Anuradhapura Sacred City History
The history of the city dates back to as far as the 5th century BC, although archeological evidence suggests it may have existed around the 10th century BC. The establishment of the city took place around a part of the ‘tree of enlightenment’, that is, the fig tree of Buddha, which was brought to this island during the 4th century BC. From then onwards, it was capital of Sri Lanka, and flourished as the centre of urban life and political power in South Asia for nearly 1,300 years, under the rule of the Singhalese kings, but in 993 AD, after a fierce invasion, Anuradhapura was abandoned and deserted.

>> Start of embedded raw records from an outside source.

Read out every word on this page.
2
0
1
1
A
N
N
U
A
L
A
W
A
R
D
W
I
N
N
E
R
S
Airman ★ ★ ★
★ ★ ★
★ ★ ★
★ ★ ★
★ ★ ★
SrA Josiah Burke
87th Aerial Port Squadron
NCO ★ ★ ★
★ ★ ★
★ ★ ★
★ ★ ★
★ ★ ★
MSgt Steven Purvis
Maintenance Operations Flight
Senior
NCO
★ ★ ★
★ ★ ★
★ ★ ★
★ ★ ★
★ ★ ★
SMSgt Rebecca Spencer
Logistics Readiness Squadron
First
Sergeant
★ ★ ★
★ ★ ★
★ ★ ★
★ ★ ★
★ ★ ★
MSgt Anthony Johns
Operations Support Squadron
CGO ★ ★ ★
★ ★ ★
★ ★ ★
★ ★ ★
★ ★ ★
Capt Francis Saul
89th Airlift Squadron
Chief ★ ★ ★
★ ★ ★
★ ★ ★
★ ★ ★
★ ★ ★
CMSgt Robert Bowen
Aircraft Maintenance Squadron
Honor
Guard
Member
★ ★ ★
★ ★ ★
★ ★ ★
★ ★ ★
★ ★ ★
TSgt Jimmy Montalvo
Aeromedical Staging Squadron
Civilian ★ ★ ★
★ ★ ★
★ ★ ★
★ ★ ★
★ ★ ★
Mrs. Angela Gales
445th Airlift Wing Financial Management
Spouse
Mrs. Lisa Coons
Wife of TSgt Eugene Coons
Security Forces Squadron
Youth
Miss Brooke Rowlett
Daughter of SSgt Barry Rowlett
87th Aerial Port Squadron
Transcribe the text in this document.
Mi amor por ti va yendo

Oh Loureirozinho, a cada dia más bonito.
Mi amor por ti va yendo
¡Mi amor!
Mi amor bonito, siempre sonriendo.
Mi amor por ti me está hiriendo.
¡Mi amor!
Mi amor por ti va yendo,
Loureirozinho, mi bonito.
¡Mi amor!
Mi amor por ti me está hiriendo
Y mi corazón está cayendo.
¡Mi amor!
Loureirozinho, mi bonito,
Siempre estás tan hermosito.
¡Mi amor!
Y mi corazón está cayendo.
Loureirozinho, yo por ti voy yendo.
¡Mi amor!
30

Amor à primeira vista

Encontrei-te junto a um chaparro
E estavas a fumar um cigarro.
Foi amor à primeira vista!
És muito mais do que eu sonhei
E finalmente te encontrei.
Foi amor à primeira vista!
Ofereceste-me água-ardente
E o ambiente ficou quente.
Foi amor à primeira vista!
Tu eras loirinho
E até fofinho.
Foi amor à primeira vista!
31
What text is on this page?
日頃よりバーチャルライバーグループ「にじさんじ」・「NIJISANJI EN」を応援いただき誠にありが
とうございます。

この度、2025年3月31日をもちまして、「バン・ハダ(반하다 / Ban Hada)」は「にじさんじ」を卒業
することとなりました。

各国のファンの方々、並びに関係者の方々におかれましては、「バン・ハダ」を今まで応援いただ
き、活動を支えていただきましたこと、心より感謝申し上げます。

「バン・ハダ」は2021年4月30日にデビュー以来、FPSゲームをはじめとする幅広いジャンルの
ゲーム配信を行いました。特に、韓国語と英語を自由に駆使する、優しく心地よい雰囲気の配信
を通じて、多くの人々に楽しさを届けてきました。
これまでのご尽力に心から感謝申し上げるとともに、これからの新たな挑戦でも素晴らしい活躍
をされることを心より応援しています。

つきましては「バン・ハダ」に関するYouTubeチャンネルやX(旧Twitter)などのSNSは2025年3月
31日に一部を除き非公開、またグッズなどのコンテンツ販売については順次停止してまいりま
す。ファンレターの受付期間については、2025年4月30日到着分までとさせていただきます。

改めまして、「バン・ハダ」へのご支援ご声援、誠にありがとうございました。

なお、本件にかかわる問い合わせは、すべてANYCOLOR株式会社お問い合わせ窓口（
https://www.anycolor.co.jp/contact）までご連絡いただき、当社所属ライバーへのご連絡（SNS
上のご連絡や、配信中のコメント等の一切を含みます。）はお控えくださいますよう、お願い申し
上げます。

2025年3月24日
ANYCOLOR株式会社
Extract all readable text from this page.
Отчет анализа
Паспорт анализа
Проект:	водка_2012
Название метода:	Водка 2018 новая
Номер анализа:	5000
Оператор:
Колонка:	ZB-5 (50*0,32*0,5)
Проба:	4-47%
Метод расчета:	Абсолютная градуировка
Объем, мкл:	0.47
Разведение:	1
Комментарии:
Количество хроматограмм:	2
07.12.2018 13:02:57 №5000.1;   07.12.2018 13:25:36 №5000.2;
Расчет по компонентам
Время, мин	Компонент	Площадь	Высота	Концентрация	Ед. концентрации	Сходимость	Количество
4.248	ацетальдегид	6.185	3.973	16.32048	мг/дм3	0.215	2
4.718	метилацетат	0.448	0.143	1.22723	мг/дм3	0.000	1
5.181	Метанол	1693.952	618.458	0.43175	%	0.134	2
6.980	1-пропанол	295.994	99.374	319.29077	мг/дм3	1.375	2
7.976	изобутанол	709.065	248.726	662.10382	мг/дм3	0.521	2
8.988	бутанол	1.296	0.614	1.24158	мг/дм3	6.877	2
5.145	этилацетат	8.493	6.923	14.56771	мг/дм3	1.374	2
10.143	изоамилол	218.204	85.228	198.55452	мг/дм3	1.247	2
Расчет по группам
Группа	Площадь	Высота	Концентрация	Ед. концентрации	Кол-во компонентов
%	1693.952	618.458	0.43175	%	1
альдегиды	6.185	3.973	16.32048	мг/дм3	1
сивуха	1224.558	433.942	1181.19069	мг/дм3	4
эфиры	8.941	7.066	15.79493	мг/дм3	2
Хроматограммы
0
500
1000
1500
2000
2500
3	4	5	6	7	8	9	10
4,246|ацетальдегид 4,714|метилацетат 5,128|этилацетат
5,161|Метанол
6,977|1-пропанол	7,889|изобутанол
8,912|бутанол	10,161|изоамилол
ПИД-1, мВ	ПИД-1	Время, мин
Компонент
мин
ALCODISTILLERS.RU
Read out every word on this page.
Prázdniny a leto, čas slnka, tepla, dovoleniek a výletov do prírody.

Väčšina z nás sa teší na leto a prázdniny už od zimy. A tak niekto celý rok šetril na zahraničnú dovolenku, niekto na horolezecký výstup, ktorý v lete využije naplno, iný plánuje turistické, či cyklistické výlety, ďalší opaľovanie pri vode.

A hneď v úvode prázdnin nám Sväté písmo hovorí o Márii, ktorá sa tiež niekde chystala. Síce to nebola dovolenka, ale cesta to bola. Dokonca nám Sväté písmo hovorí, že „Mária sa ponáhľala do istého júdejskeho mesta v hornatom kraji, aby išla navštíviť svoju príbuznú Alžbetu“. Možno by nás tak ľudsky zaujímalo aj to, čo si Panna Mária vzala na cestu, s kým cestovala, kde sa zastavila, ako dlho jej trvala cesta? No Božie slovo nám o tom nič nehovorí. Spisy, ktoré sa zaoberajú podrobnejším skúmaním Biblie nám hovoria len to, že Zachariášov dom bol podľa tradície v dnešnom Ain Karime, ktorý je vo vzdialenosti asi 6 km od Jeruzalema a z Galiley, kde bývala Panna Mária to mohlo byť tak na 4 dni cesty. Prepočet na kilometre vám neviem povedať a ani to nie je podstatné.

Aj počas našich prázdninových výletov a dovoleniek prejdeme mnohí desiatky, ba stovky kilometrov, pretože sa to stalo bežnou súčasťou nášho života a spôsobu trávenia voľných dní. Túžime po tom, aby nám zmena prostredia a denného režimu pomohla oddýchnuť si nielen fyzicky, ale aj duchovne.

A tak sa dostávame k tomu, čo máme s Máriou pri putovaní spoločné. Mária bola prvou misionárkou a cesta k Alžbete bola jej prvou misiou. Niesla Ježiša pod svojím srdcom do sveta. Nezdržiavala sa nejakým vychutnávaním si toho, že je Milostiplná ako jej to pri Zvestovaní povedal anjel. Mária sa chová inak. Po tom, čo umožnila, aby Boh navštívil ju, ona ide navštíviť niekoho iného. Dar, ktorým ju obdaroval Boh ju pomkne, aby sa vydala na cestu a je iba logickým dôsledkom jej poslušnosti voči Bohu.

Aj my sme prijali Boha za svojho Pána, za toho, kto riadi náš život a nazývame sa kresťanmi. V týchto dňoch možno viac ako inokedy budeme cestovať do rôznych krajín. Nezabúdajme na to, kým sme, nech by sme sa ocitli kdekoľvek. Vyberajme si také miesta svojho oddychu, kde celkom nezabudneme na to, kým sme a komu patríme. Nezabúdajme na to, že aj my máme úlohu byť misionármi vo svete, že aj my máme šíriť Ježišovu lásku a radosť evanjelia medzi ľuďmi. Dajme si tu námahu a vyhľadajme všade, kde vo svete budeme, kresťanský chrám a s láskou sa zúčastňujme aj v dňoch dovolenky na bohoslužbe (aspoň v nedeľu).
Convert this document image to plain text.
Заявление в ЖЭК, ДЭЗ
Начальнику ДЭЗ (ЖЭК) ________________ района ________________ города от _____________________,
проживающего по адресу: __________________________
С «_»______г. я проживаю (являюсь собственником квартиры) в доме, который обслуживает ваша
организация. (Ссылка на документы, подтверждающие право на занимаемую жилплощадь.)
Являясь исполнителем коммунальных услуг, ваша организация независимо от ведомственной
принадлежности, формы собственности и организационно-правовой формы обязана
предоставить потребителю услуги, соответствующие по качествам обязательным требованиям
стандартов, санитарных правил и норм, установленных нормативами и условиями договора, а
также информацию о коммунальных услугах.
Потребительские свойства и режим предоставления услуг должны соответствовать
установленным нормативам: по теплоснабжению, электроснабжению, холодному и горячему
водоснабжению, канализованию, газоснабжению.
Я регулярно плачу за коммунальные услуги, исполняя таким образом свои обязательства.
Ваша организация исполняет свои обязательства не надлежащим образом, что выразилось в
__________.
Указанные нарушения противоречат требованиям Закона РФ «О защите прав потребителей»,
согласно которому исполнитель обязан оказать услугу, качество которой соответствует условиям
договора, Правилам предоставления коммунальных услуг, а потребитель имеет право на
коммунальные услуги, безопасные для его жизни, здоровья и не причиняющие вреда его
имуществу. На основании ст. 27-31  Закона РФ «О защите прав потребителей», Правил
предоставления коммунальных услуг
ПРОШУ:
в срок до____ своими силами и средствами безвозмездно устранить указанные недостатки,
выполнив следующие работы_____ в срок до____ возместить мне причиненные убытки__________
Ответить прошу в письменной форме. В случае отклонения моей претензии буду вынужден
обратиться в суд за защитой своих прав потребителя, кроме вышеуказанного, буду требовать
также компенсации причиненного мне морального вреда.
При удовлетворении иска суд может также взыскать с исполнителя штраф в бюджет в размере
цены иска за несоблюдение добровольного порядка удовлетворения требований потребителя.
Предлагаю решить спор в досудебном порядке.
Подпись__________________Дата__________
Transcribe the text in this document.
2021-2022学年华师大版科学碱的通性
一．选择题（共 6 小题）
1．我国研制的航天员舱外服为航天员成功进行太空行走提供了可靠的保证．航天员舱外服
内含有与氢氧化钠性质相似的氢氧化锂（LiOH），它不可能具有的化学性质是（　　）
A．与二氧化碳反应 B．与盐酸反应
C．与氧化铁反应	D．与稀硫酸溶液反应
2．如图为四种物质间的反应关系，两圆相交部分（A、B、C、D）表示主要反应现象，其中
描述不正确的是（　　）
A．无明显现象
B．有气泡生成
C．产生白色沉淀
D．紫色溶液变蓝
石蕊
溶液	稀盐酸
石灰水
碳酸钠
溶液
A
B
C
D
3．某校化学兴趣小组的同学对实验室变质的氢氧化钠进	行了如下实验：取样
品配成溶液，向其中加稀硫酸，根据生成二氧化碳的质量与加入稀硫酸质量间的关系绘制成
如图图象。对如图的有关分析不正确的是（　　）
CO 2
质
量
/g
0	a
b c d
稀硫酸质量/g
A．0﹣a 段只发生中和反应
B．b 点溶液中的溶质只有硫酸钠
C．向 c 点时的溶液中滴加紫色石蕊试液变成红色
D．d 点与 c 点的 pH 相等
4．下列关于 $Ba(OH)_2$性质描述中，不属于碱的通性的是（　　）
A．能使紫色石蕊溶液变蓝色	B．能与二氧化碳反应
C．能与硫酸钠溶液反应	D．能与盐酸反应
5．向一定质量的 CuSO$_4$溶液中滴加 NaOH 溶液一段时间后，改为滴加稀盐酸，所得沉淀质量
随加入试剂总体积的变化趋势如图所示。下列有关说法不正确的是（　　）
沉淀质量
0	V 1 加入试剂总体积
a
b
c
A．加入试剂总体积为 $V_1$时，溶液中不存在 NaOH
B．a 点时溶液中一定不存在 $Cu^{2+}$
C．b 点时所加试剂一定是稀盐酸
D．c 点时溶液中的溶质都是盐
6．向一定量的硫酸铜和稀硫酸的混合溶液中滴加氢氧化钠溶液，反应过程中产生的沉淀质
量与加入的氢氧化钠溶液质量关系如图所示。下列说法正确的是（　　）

Anuradhapura Sacred City Sturcture
For a long time, Anuradhapura was hidden away in thick, dense jungle, making it inaccessible. But the city came to the light when its remains were excavated and discovered in the 19th century. Amongst the ruins that are found in Anuradhapura are three classes of buildings – monastic buildings, dagobas and pokunas. Other remains included palaces and monuments, which have now been renovated and recovered, so that tourists and visitors get a firsthand feel of the history related to this splendid site.
- Location: 205km north of Colombo
- How to get there: Cheap and affordable buses regularly ply the road to Anuradhapura; besides you can opt for private car, train, luxury coach, or airplane.